C.    Dimensi Ragam Budaya
Telah dikenal ribuan anekdot mengenai kesalahpahaman akibat komunikasi antarbudaya an­tara orang-orang dari budaya yang berbeda-beda. Karena besarnya jumlah pasangan budaya, dan karena kemungkinan kesalahpahaman berdasarkan bentuk verbal maupun perilaku nonverbal antara tiap pasangan budaya sama besarnya, maka terdapat banyak anekdot mengenai hal-hal tentang antarbudaya yang mungkin dibuat. Yang diperlukan adalah cara untuk mengatur dan memahami banyak­nya masalah yang mungkin timbul dalam komunikasi antarbudaya. Sebagian besar perbedaan dalam komunikasi antarbudaya merupakan hasil dari keragaman dalam dimensi-dimensi berikut ini.

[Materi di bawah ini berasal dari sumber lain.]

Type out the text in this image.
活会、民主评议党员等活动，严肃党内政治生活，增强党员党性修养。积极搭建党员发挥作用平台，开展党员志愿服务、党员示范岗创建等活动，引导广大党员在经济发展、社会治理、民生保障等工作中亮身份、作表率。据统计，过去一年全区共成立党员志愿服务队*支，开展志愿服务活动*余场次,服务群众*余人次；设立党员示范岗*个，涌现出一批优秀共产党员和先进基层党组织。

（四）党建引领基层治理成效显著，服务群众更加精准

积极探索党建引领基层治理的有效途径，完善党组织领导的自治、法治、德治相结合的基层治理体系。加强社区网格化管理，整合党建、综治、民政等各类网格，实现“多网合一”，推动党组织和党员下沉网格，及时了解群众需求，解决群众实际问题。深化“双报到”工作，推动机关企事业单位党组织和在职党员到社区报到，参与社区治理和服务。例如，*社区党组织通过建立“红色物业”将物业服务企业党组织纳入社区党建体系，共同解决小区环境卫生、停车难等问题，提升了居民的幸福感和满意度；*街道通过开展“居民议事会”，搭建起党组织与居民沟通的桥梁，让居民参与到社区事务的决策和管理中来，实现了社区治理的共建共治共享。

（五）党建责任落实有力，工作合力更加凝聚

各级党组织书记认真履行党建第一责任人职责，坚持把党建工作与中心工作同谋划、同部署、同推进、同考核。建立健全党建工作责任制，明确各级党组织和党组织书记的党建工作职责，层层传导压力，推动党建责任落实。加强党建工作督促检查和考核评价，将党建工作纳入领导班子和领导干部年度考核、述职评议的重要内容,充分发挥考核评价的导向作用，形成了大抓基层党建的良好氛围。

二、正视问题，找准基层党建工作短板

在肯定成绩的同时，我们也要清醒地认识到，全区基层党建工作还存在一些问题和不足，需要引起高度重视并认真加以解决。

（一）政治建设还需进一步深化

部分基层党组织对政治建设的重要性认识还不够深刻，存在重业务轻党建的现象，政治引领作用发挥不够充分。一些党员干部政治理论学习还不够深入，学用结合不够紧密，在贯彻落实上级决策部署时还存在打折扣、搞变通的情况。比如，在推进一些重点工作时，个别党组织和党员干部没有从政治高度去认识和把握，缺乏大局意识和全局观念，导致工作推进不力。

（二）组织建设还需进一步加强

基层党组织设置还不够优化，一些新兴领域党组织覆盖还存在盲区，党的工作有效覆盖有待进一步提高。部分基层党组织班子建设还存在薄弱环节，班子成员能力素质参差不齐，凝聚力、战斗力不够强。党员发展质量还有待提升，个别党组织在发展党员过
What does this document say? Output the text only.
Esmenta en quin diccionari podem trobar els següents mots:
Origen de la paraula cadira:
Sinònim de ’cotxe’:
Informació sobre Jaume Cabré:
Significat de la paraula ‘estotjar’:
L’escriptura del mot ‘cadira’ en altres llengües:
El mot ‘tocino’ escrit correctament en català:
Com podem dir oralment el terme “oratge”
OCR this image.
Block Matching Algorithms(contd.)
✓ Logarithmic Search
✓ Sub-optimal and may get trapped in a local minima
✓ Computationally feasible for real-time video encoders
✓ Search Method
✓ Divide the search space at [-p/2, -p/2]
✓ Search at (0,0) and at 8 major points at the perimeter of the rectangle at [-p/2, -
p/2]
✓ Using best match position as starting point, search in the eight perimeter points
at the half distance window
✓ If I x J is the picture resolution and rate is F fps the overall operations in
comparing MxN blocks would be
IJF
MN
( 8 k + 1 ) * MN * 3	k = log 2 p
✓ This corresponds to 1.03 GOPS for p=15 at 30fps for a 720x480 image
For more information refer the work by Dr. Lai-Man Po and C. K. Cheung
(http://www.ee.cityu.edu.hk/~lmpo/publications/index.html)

D.    Keakraban dan Kebebasan Mengungkapkan Perasaan
Tindakan keakraban merupakan tindakan yang secara simultan mengungkapkan kehangatan, kedekatan, dan kesiapan untuk berkomunikasi. Tindakan-tindakan itu lebih menandai pendekatan daripada penghindaran dan kedekatan daripada jarak. Contoh tindakan keakraban misalnya senyum­an, sentuhan, kontak mata, jarak yang de­kat, dan animasi suara. Budaya yang menunjukkan kedekatan atau spontanitas antar­personal yang besar dinamakan “budaya kontak” karena orang-orang dalam negara-negara ini biasa berdiri berdekatan dan sering bersentuhan. Orang-orang dalam budaya kontak yang rendah cenderung berdiri berjauhan dan jarang bersentuhan.
Sangat menarik bahwa budaya kontak tinggi biasanya terdapat di negara-negara ha­ngat dan budaya kontak rendah terdapat di negara-negara beriklim sejuk. Banyak penelitian yang menunjukkan bahwa yang termasuk mempunyai budaya kontak adalah negara-negara Arab, Perancis, Yunani, Itali, Eropa Timur, Rusia, dan Indonesia. Negara-negara dengan budaya kontak rendah misalnya Jerman, Inggris, Jepang, dan Korea (Samovar, Larry A., Richard E. Porter and Lisa A. Stefani, 1998). Jelas bahwa budaya di iklim dingin cenderung berorientasi hubungan antarpersonalnya ‘dingin’, sedangkan budaya di iklim hangat cenderung berorientasi antarpersonal dan ‘hangat’. Bahkan, orang-orang di daerah hangat cenderung menunjukkan kontak fisik lebih ba­nyak daripada orang-orang yang tinggal di daerah dingin.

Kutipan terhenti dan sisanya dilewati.